Nevertheless, it is mere speculation at this point. In order to change the public opinion about bi- polars, much needs to be done. Despite this, there may still remain some people who discriminate others, regardless of whatever they are told. But in all this, our aim should be to ensure a better future, especially for people with diseases like bi-polar. The road will be an arduous one, but I am sure that in the future, and hopefully by 2020, we may reach a level of understanding where bi-polar is a positive quality rather than a problematic disease.

Kristen Shim

President Bill Clinton once said, “Mental illness is nothing to be ashamed of, but stigma and bias shame us all.” For the 5.7 million Americans living with bipolar disorder, for the millions of undiagnosed people living in third-world countries, and for us as a society at large, this statement unfortunately rings true. To attach stigma, to perceive bipolar disorder as a disgrace and a stain upon society, is to close our minds. To end this process, we must work to educate the public in order to change perceptions and inspire action. I believe that bipolar disorder should be seen not as a restraint, but as a testament to the human capacity to transcend adversity.
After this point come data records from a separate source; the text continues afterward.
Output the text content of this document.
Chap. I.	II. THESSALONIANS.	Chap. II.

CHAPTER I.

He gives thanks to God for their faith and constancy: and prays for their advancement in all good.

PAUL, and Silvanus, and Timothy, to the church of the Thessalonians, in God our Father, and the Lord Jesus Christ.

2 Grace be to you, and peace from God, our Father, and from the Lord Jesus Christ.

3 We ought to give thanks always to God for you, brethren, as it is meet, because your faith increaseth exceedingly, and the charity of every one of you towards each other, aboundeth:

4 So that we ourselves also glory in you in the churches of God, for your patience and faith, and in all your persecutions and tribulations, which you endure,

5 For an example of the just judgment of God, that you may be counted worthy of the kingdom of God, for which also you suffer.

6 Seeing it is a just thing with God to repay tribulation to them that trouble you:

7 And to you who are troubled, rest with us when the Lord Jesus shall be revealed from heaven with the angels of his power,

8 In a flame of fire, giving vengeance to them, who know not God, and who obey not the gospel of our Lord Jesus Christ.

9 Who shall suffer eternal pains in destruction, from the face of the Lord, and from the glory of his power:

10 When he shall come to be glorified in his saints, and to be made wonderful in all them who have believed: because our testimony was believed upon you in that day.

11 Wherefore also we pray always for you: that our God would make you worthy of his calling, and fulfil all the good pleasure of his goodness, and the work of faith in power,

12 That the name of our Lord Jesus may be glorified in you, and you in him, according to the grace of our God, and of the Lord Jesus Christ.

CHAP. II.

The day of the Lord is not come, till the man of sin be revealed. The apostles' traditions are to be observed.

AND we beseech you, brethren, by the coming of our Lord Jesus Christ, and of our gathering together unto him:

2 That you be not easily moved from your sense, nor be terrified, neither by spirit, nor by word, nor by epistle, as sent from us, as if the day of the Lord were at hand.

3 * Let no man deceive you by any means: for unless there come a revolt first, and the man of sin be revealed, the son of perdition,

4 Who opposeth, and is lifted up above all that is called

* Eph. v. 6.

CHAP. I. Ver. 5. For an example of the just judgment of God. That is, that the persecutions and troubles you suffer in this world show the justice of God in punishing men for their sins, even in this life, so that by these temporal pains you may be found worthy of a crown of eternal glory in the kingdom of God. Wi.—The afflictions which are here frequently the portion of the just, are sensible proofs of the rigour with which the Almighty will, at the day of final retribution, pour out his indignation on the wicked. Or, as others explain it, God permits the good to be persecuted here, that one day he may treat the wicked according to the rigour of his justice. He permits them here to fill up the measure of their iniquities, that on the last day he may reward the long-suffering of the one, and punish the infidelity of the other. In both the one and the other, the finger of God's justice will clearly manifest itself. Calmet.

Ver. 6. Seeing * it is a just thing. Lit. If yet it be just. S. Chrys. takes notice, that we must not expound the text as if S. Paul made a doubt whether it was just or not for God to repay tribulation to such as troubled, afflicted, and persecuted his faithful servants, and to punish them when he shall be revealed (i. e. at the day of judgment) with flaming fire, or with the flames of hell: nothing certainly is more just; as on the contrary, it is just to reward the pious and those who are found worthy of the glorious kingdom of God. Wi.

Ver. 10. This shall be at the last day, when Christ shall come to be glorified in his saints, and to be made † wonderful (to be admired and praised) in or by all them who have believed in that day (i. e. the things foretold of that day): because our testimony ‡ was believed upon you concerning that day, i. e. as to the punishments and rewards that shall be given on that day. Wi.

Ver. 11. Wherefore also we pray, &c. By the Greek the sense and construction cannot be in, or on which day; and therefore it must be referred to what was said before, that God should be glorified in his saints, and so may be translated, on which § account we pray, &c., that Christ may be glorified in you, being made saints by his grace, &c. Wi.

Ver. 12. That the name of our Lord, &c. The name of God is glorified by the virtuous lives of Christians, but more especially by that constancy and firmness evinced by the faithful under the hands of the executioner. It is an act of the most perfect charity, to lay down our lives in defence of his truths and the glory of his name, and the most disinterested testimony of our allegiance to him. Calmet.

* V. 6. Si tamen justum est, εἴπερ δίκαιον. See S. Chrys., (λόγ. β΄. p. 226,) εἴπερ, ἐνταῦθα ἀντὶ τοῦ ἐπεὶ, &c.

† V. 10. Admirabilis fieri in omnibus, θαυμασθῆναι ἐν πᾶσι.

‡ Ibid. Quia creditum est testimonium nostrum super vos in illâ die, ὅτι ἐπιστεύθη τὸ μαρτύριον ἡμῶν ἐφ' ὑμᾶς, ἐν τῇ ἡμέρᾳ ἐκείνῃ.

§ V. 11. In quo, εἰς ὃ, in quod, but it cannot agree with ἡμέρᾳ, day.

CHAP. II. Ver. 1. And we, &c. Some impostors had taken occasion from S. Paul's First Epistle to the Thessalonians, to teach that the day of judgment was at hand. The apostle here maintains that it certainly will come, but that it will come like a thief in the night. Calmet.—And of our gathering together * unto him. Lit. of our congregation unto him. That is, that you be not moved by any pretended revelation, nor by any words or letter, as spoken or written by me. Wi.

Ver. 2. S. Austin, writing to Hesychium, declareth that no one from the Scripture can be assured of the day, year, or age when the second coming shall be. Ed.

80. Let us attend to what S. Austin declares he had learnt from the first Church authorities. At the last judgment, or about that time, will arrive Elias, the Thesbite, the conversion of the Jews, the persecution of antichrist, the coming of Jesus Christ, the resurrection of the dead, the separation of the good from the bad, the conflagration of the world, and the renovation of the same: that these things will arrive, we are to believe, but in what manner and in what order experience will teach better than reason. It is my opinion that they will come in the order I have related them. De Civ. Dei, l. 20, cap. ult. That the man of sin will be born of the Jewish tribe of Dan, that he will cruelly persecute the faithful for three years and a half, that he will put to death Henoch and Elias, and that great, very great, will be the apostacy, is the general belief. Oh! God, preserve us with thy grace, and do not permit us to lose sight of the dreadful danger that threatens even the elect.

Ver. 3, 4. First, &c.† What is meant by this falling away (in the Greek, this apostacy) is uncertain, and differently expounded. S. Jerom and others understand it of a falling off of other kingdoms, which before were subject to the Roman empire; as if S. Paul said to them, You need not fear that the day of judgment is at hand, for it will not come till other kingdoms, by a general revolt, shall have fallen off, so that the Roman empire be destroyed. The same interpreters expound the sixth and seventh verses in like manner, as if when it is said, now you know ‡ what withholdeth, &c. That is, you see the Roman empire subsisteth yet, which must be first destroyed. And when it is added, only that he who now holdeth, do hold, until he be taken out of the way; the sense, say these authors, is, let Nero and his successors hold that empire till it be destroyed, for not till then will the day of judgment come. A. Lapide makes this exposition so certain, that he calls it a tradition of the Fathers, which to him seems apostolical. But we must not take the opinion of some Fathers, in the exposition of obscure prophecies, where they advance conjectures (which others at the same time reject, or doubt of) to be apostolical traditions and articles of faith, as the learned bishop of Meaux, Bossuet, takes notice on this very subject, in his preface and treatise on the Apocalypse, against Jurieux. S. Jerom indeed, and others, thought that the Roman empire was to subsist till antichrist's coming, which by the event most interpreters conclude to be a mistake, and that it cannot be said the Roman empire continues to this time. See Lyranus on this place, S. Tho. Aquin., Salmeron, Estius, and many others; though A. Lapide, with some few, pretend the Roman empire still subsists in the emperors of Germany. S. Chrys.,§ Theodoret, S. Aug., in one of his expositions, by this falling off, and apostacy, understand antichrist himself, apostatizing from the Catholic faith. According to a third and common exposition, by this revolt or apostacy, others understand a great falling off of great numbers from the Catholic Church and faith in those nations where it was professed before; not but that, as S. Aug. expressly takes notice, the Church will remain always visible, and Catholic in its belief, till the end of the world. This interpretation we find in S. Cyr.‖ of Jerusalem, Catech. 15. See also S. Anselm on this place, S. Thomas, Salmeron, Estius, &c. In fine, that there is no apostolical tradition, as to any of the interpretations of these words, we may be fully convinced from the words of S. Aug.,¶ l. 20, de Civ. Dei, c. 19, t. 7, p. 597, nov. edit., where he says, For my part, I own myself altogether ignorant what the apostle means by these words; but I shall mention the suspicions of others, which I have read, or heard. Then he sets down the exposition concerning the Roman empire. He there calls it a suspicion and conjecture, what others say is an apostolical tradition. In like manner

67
It is critical that as a society, we reach out to raise awareness and dispel stereotypes. Bipolar disorder is a mental illness characterized by periods of euphoria followed by periods of depression, which can affect the patients as well as their loved ones. However, with consistent use of medication, patients with bipolar disorder can manage their condition effectively. The notion that such patients are “insane” and “unreliable” is one common but unwarranted stereotype that causes bias and prejudice. This is especially true in developing countries where recognition of the condition is still uncommon. Global campaigns with the cooperation of businesses, governments, and nonprofit organizations can raise awareness about the symptoms of and treatments for bipolar disorder. Such efforts will help us empathize with bipolar disorder patients, allowing us to refrain from judging them. Instead, we will see them as fellow humans who have full right to be treated without bias.
Above all, it is important that we act on our new understanding. By providing opportunities for bipolar disorder patients through employment and social support, we can create a safe, encouraging environment that allows patients to assimilate into society.
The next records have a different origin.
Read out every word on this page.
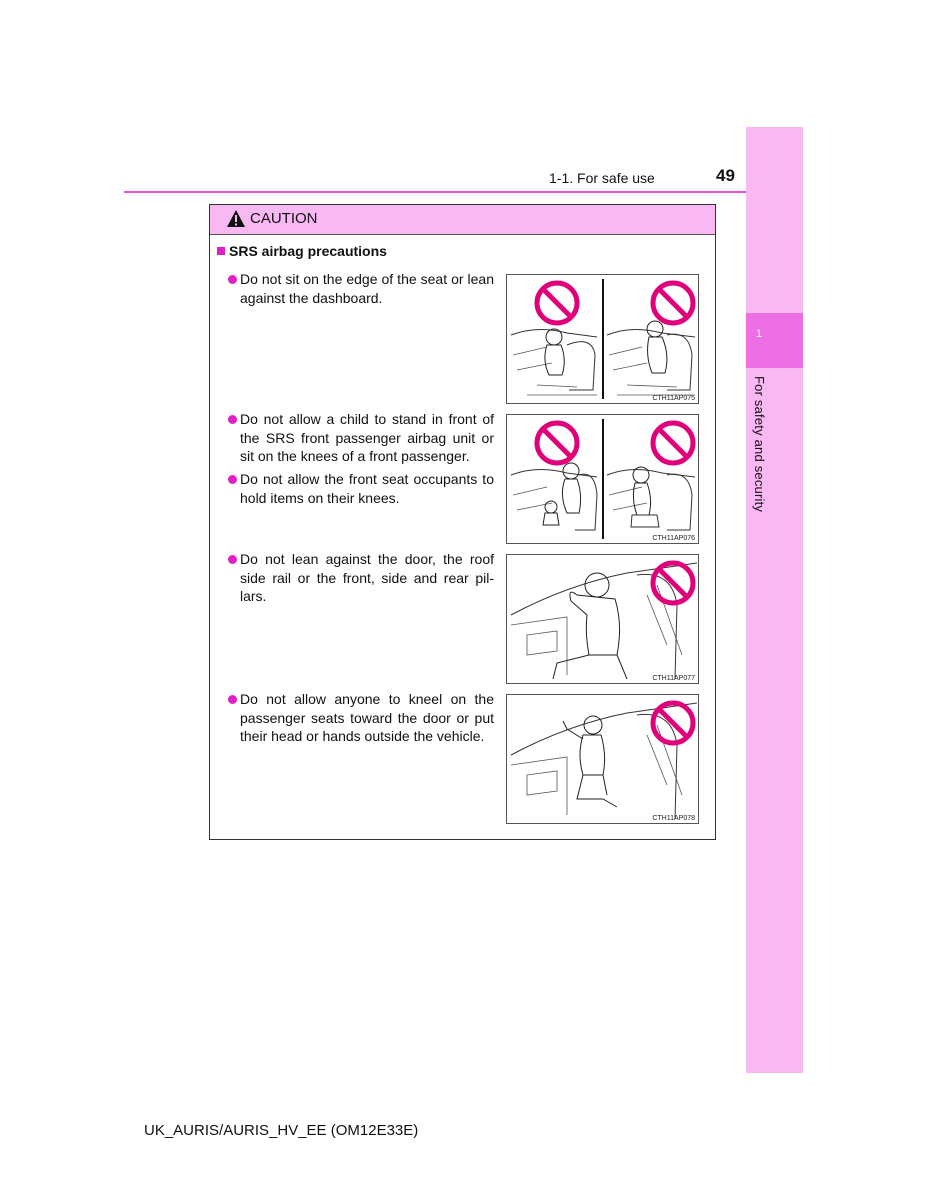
1-1. For safe use	49
1
For safety and security
CAUTION
SRS airbag precautions
Do not sit on the edge of the seat or lean against the dashboard.
Do not allow a child to stand in front of the SRS front passenger airbag unit or sit on the knees of a front passenger.
Do not allow the front seat occupants to hold items on their knees.
Do not lean against the door, the roof side rail or the front, side and rear pil-lars.
Do not allow anyone to kneel on the passenger seats toward the door or put their head or hands outside the vehicle.
CTH11AP075
CTH11AP076
CTH11AP077
CTH11AP078
UK_AURIS/AURIS_HV_EE (OM12E33E)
As individuals, we are also responsible for our own behavior toward the people in our community who struggle with bipolar disorder. Befriending and supporting these people will allow us to rise and strip away the stigma caused by stereotyping bipolar patients. With continuous effort, our understanding of bipolar disorder in 2020 will be very different from our perception of it today. Then, we will see the friend behind the name.